Бежит, а навстречу ему Брешко-Брешковский [Брешко-Брешковский Николай Николаевич (1874--1943) -- прозаик и журналист; до революции много публиковался в газетах и журналах, где вел отделы светской хроники; его называли классиком бульварного жанра. Автор более 40 романов (свыше тридцати из них написаны в эмиграции).] идет.
-- Какой приятный журналист бежит, -- облизнулся Брешко. -- Ты мчишься искрометными прыжками, словно сын знойного Туниса, под которым развернулась могучая пружина... Переплетемся с тобой -- как гном Тюрингенских гор с золотистым леопардом загадочной Берберии, как стремительный скиф -- с несокрушимым железным утесом... Ты мне нравишься -- я тебя съем!
-- Где тебе съесть меня, -- сказал журналист, -- женщина, которая брюнетов с усами любит, и то меня не съела...
Побежал дальше.
Повстречался с граммофоном.
-- А, журналист! Я, брат, тебя съем! "Я вас ждалаа-а!.."
-- Где тебе меня съесть... Женщина, которая брюнетов любит, меня не съела, Брешко меня не съел...
Бежит дальше.
А навстречу ему олеография с картины Юлия Клевера [Клевер Юлий Юлиевич (1850--1924) -- русский живописец-пейзажист, академик с 1878 г.; лучшие картины в Третьяковской галерее, Русском музее и др. Художник, повторяя одни и те же сцены и виды (например, "багровые закаты"), порой впадал в шаблонность.] -- громадная-прегромадная -- так и ломит: белые деревья, снег и красное солнце заходит.
Стра-ашная.
-- Стой! -- как зарычит олеография с картины Клевера. -- Я тебя слопаю!!
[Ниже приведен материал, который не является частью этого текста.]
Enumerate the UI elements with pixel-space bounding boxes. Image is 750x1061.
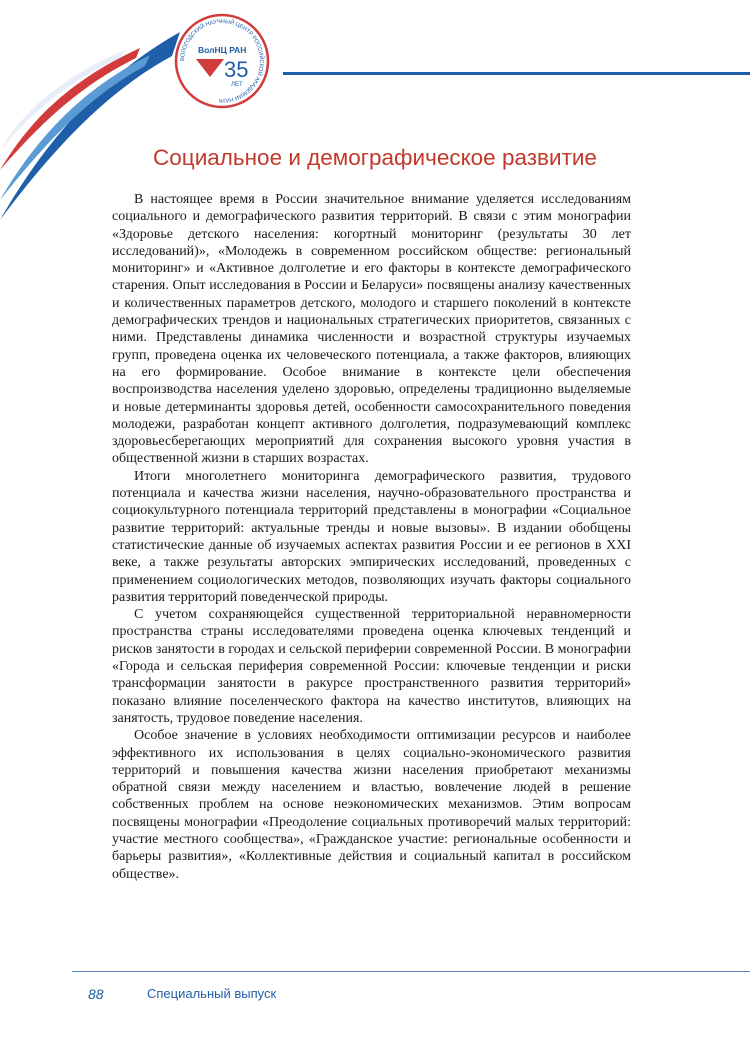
logo-years-number: 35	[224, 57, 249, 82]
journal-issue-label: Специальный выпуск	[147, 986, 277, 1001]
logo-ring-text: ВОЛОГОДСКИЙ НАУЧНЫЙ ЦЕНТР РОССИЙСКОЙ АКАДЕМИИ НАУК	[179, 18, 265, 104]
logo-years-label: ЛЕТ	[231, 82, 243, 88]
header-rule	[283, 72, 750, 75]
footer-rule	[72, 971, 750, 972]
paragraph: С учетом сохраняющейся существенной территориальной неравномерности пространства страны исследователями проведена оценка ключевых тенденций и рисков занятости в городах и сельской периферии современной России. В монографии «Города и сельская периферия современной России: ключевые тенденции и риски трансформации занятости в ракурсе пространственного развития территорий» показано влияние поселенческого фактора на качество институтов, влияющих на занятость, трудовое поведение населения.	[112, 607, 631, 726]
logo-abbreviation: ВолНЦ РАН	[198, 45, 247, 55]
page-number: 88	[88, 986, 104, 1002]
paragraph: Итоги многолетнего мониторинга демографического развития, трудового потенциала и качества жизни населения, научно-образовательного пространства и социокультурного потенциала территорий представлены в монографии «Социальное развитие территорий: актуальные тренды и новые вызовы». В издании обобщены статистические данные об изучаемых аспектах развития России и ее регионов в XXI веке, а также результаты авторских эмпирических исследований, проведенных с применением социологических методов, позволяющих изучать факторы социального развития территорий поведенческой природы.	[112, 468, 631, 605]
article-body	[112, 191, 631, 883]
paragraph: Особое значение в условиях необходимости оптимизации ресурсов и наиболее эффективного их использования в целях социально-экономического развития территорий и повышения качества жизни населения приобретают механизмы обратной связи между населением и властью, вовлечение людей в решение собственных проблем на основе неэкономических механизмов. Этим вопросам посвящены монографии «Преодоление социальных противоречий малых территорий: участие местного сообщества», «Гражданское участие: региональные особенности и барьеры развития», «Коллективные действия и социальный капитал в российском обществе».	[112, 728, 631, 882]
paragraph: В настоящее время в России значительное внимание уделяется исследованиям социального и демографического развития территорий. В связи с этим монографии «Здоровье детского населения: когортный мониторинг (результаты 30 лет исследований)», «Молодежь в современном российском обществе: региональный мониторинг» и «Активное долголетие и его факторы в контексте демографического старения. Опыт исследования в России и Беларуси» посвящены анализу качественных и количественных параметров детского, молодого и старшего поколений в контексте демографических трендов и национальных стратегических приоритетов, связанных с ними. Представлены динамика численности и возрастной структуры изучаемых групп, проведена оценка их человеческого потенциала, а также факторов, влияющих на его формирование. Особое внимание в контексте цели обеспечения воспроизводства населения уделено здоровью, определены традиционно выделяемые и новые детерминанты здоровья детей, особенности самосохранительного поведения молодежи, разработан концепт активного долголетия, подразумевающий комплекс здоровьесберегающих мероприятий для сохранения высокого уровня участия в общественной жизни в старших возрастах.	[112, 192, 631, 467]
vncran-anniversary-logo	[172, 11, 272, 111]
section-title: Социальное и демографическое развитие	[153, 145, 597, 170]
-- Не слопаешь, -- отвечает, запыхавшись, журналист. -- Женщина, что брюнетов любит -- не слопала, Брешко не слопал, граммофон не слопал -- где же тебе слопать!
Побежал дальше, вдруг -- на газету наткнулся.
-- Чего расскакался? -- усмехается газета. -- Дело бы лучше делал, чем козлом скакать...
-- Да какое же дело мне делать?
-- А вот пиши, -- говорит газета, -- что в Думе толку нет, что октябристы иезуитствуют, что Пуришкевич скандалист, что успокоение наступило, а реформ не дают, что черносотенцы обнаглели, что евреи такие же люди, как и другие, что у нас бюрократический режим и что реакция снова поднимает голову...
Вздохнул журналист, сел писать. Все меньше и меньше делался...
Наконец сделался величиной с маковое зерно, а на самый конец пискнул -- и вовсе исчез.
Проходил народ, заинтересовался.
-- Кто пищал?
-- Журналист. Газета тут журналиста слопала.